От безысходности я звезданул стул. Он пролетел сквозь визорную миниатюру квартала и со стуком врезался в стену. Легче мне не стало. Я пару раз померил шагами логово Нищеброда, натыкаясь глазами на новомодные приблуды в виде магнитных гидродинамических гранат, да импульсных абордажных крюков – и даже ходу не сбавил. Только губу закатал. Знает, сука, что выставить мне на глаза!
Нищеброд сидел посреди комнаты без окон, шевелил связанными руками, пытался размять задницу и зыркал на меня из-под дред апельсинового цвета одним глазом. Второй глаз заплыл – потому что не следовало мне под горячую руку сообщать, где он меня видел и на чем вертел. Сейчас смотрел бы двумя глазами.
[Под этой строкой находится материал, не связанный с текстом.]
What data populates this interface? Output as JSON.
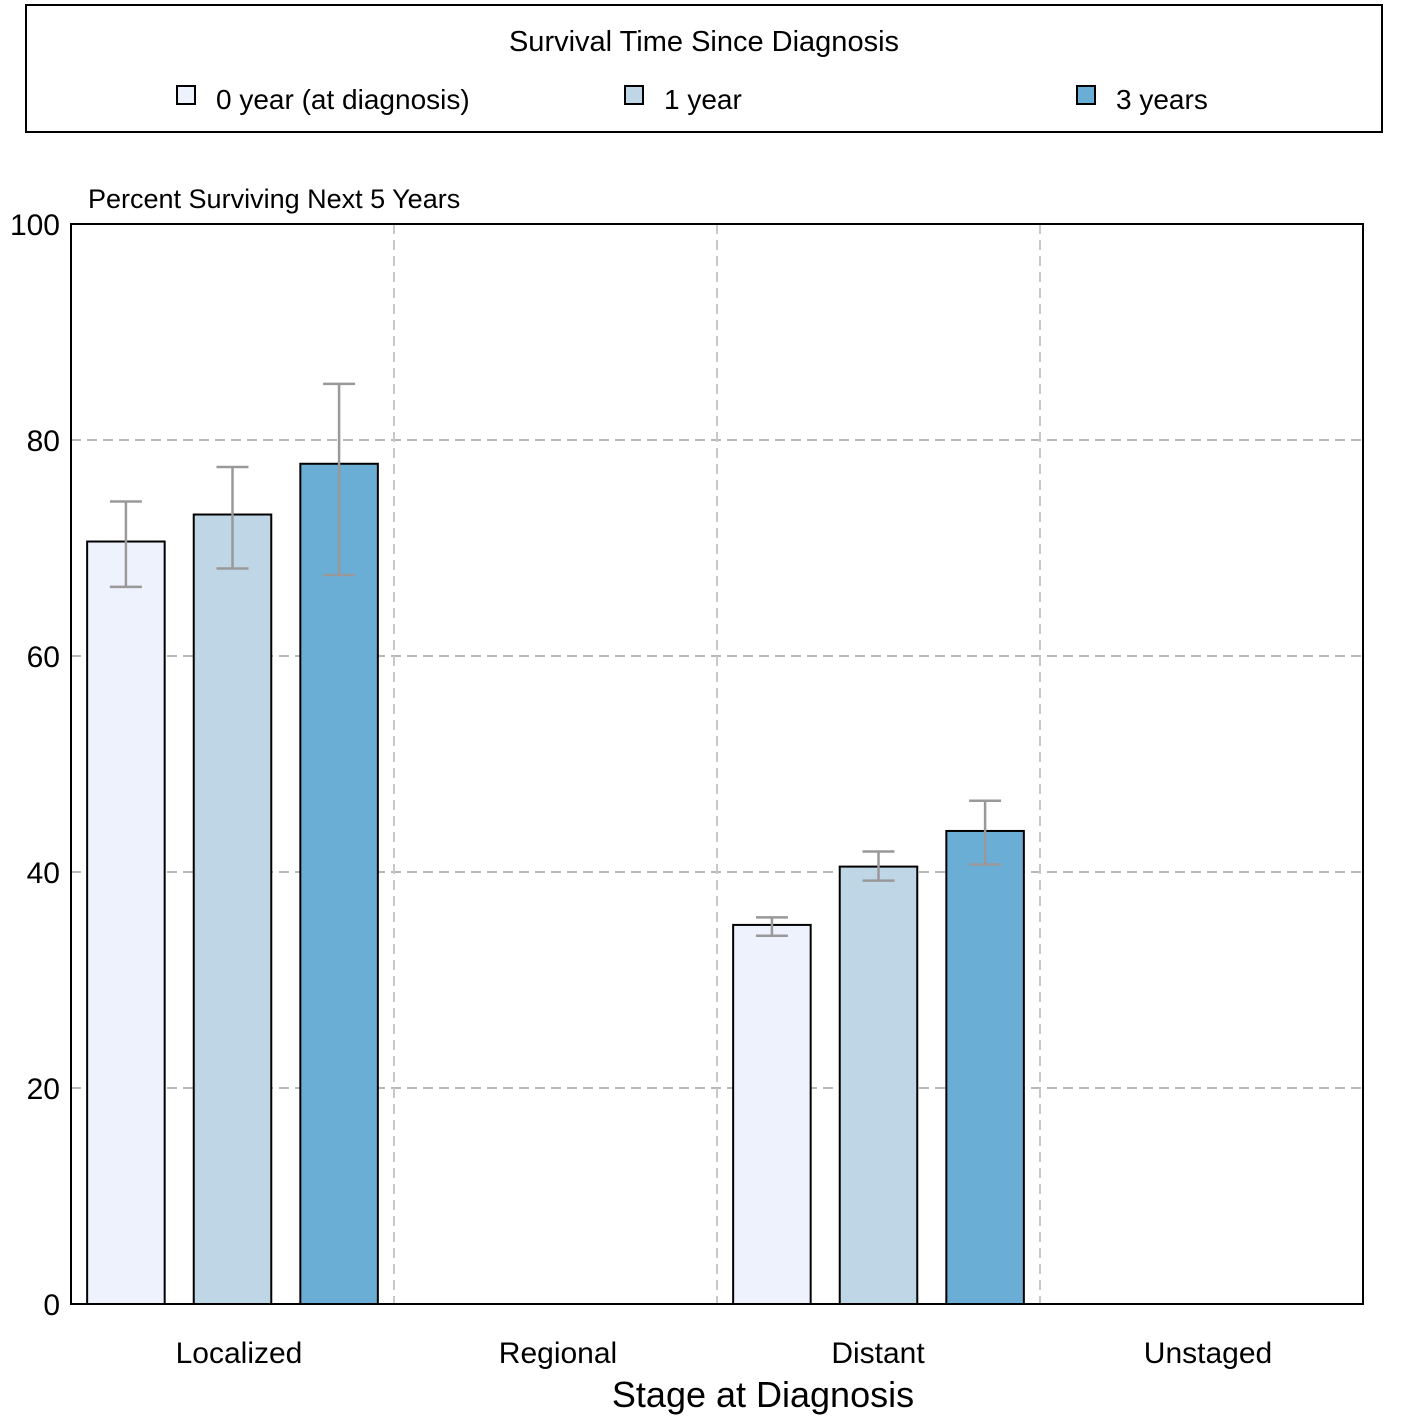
{
  "chart_data": {
    "type": "bar",
    "title": "",
    "legend_title": "Survival Time Since Diagnosis",
    "legend_position": "top",
    "ylabel": "Percent Surviving Next 5 Years",
    "xlabel": "Stage at Diagnosis",
    "ylim": [
      0,
      100
    ],
    "yticks": [
      0,
      20,
      40,
      60,
      80,
      100
    ],
    "grid": true,
    "categories": [
      "Localized",
      "Regional",
      "Distant",
      "Unstaged"
    ],
    "series": [
      {
        "name": "0 year (at diagnosis)",
        "color": "#eef2fd",
        "values": [
          70.6,
          null,
          35.1,
          null
        ],
        "error_low": [
          66.4,
          null,
          34.1,
          null
        ],
        "error_high": [
          74.3,
          null,
          35.8,
          null
        ]
      },
      {
        "name": "1 year",
        "color": "#bed6e6",
        "values": [
          73.1,
          null,
          40.5,
          null
        ],
        "error_low": [
          68.1,
          null,
          39.2,
          null
        ],
        "error_high": [
          77.5,
          null,
          41.9,
          null
        ]
      },
      {
        "name": "3 years",
        "color": "#6aaed6",
        "values": [
          77.8,
          null,
          43.8,
          null
        ],
        "error_low": [
          67.5,
          null,
          40.7,
          null
        ],
        "error_high": [
          85.2,
          null,
          46.6,
          null
        ]
      }
    ]
  }
}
Поскольку мой забег ума мне не добавил, даже наоборот – отнял у меня последнюю уверенность в правильности моих действий, я остановился. Стул, кроме того, на котором отсиживал задницу Нищеброд, имелся лишь один. Тот, который валялся у стены. Я направился к нему, чтобы использовать по назначению.
– В глазах от тебя рябит, парень, – услышал я. – Присядь, остынь.
После его разрешения садиться мне стало западло, но я наступил себе на горло. Вытащил стул на середину комнаты, оседлал его наоборот и сел, облокотившись на спинку.
– Сам понимаешь, что я не при делах, – назидательно заговорил Нищеброд. – Развяжи меня. Мы в связке, Макс. И выбираться будем вместе. Давай еще раз по порядку. Назови мне точное время, когда дамочка была в клубе – и я тебе ее на тарелочке выдам. Со всеми бабскими секретами. Там и будем разбираться, откуда рыбка уплыла.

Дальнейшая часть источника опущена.